Entre 2019 et 2023, les incidents de sécurité ont augmenté de 79 % dans la région, provoquant des déplacements massifs de population et perturbant l’accès aux terres agricoles et au fourrage. « L’insécurité et les conflits croissants signifient que la vulnérabilité augmente dans la région et qu’il est de plus en plus difficile d’aider les communautés dans les zones isolées », a déclaré la Directrice régionale de l’UNICEF pour l’Afrique de l’Ouest et du Centre, Marie-Pierre Poirier.
« Nous aidons les gouvernements à renforcer les systèmes de santé au niveau des établissements et de la communauté pour détecter et traiter avec succès la malnutrition, tout en mettant l’accent sur la prévention » a-t-elle précisé. Pour elle, malgré l’amélioration des précipitations en 2022, l’accès et la disponibilité de la nourriture restent une préoccupation majeure. La région reste dépendante des importations nettes, et la dépréciation de la monnaie et la forte inflation entraînent une augmentation de la facture des importations alimentaires dans la région, alors même que les pays sont aux prises avec des contraintes budgétaires et des défis macroéconomiques majeurs.

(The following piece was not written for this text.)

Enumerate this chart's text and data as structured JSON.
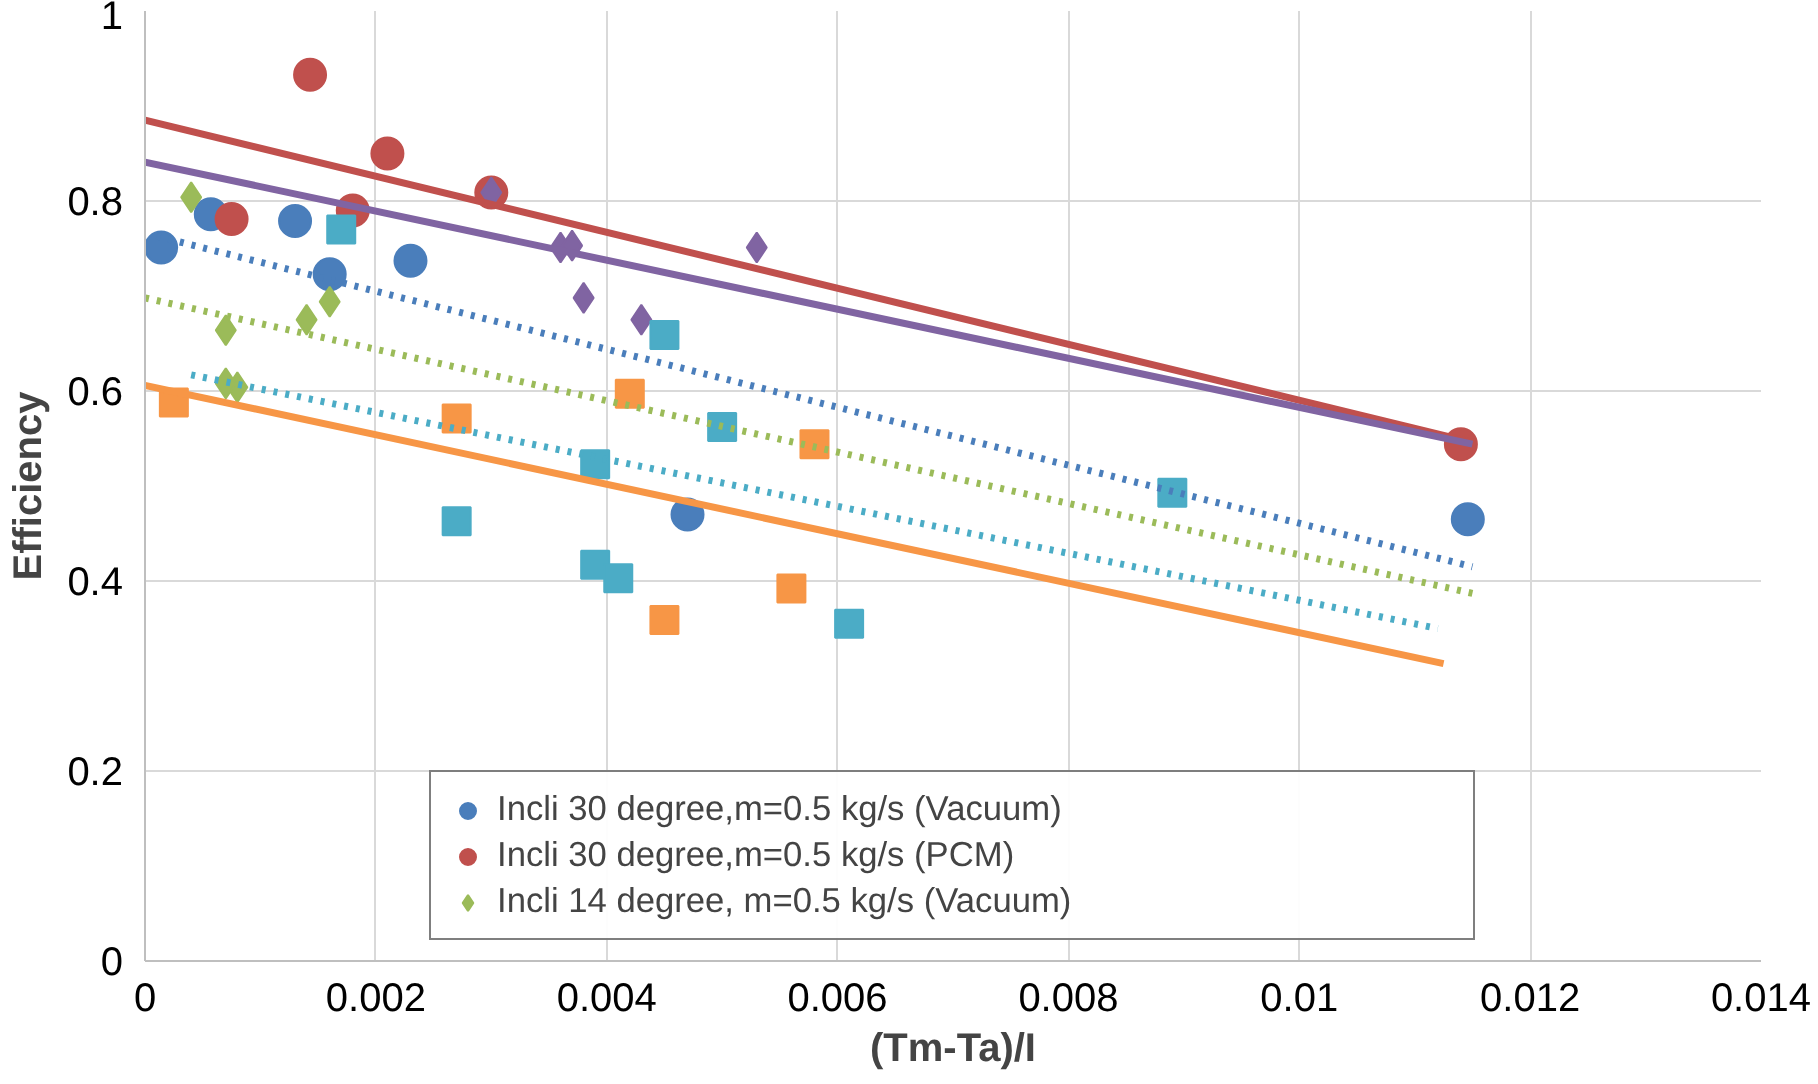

En outre, il y a des craintes que les restrictions aux mouvements de transhumance et les fortes concentrations de bétail dans certaines zones ne conduisent à une nouvelle détérioration des conditions pastorales et sécuritaires.
« La détérioration continue de la situation alimentaire et nutritionnelle en Afrique de l’Ouest et au Sahel est inacceptable ; malgré l’augmentation de la production céréalière, l’accès à la nourriture pour la plupart de la population reste difficile en raison du fonctionnement perturbé des marchés en raison de l’insécurité civile et des prix élevés des denrées alimentaires », a déclaré Robert Guei, Coordonnateur sous-régional de la FAO pour l’Afrique de l’Ouest. « Cette tendance va probablement continuer à aggraver la situation alimentaire et nutritionnelle et nous devons donc nous attaquer aux causes profondes de cette crise de manière concertée et immédiate. Il est temps d’agir pour stimuler la production agricole afin d’atteindre la souveraineté alimentaire dans notre région », a ajouté Guei.
La FAO, l’OCHA, l’UNICEF et le Programme alimentaire mondial (PAM) des Nations Unies renouvellent leur appel aux partenaires humanitaires et de développement – ainsi qu’au secteur privé – pour qu’ils aident les gouvernements nationaux à renforcer la sécurité alimentaire et la nutrition dans la région. Cela comprend la construction de systèmes d’alimentation, de santé, d’eau, d’assainissement et d’hygiène, ainsi que des programmes de protection sociale sensibles à la nutrition qui ciblent les groupes vulnérables tels que les femmes et les jeunes enfants.
Les partenariats doivent être renforcés pour prévenir et traiter la malnutrition aiguë chez les enfants et promouvoir des programmes intelligents face au climat qui contribuent à réduire la forte vulnérabilité de la région aux chocs climatiques et le risque d’épuisement des ressources naturelles.